Acordo com o corpo entorpecido e um gosto amargo na boca. Olho ao redor e o que vejo causa-me um horror indescritível: corpos ressequidos estão espalhados por todo o local. Quase grudado em mim está o corpo de um menino ainda agarrado a sua mãe. Mais adiante alguém que morreu sentado. Eram dezenas de pessoas. Todos estão mortos. O chão está repleto com farelos que se despregam dos corpos e eu estou com a roupa cheia do pó que se solta deles.

Porque apenas eu não morri? Tem que haver uma explicação. Estamos desaparecendo da face da Terra e, no entanto, eu consegui sobreviver a um ataque. Porque os malditos não sugaram a minha vida? Tenho medo de nunca saber a resposta para essa pergunta.

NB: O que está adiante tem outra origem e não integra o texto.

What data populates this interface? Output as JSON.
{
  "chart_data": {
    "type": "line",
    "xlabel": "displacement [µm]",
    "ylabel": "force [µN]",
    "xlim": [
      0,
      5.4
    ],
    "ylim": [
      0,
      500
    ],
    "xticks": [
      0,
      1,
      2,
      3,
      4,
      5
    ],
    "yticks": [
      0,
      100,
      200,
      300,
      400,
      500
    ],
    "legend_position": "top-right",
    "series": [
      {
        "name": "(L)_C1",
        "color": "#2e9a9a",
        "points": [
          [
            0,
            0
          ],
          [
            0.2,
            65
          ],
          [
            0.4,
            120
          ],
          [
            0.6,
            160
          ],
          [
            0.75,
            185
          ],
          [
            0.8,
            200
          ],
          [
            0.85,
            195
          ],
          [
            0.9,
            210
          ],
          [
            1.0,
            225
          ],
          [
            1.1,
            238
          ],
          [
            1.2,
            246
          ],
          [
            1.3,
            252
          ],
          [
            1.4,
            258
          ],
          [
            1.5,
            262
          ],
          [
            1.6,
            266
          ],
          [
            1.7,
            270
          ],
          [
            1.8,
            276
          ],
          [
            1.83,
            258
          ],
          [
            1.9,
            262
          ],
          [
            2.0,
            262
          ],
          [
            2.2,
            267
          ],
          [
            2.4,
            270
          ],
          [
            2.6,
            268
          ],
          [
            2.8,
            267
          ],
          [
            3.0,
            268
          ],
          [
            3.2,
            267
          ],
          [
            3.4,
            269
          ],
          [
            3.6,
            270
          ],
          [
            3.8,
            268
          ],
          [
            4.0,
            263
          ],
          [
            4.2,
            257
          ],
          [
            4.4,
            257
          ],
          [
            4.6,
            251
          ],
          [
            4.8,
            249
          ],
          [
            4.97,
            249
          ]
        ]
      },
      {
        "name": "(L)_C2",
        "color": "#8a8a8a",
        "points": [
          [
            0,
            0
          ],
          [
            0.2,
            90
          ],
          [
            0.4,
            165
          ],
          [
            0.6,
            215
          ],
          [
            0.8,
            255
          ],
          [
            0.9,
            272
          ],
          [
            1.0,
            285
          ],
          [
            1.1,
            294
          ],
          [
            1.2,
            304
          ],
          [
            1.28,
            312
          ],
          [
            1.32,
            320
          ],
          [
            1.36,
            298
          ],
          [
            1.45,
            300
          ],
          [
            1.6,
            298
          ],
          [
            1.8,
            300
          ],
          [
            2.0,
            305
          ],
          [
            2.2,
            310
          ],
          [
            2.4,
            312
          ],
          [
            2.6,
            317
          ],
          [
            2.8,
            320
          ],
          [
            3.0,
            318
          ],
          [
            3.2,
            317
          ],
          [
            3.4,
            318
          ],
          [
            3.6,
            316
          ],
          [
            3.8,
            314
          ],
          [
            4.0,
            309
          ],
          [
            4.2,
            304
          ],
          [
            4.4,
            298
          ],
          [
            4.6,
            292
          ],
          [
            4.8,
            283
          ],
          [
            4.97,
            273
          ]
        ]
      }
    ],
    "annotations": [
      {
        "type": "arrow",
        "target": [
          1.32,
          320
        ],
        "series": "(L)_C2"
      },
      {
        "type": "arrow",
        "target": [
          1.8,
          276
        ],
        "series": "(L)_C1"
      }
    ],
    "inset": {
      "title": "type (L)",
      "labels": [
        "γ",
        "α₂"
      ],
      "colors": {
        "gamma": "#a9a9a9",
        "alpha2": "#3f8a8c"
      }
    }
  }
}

Uma outra noite. Em algum momento eles chegarão. Não sei se quando o dia amanhecer eu ainda estarei vivo. Decido que vou novamente me esconder em uma sedação química.

Encho um copo com água, procuro nos bolsos o medicamento. É uma pílula levemente amarelada que tenho entre os dedos. Ao olhar para ela algo estala em minha cabeça: e se houver algo na composição química deste medicamento que impeça ... seria algo formidável.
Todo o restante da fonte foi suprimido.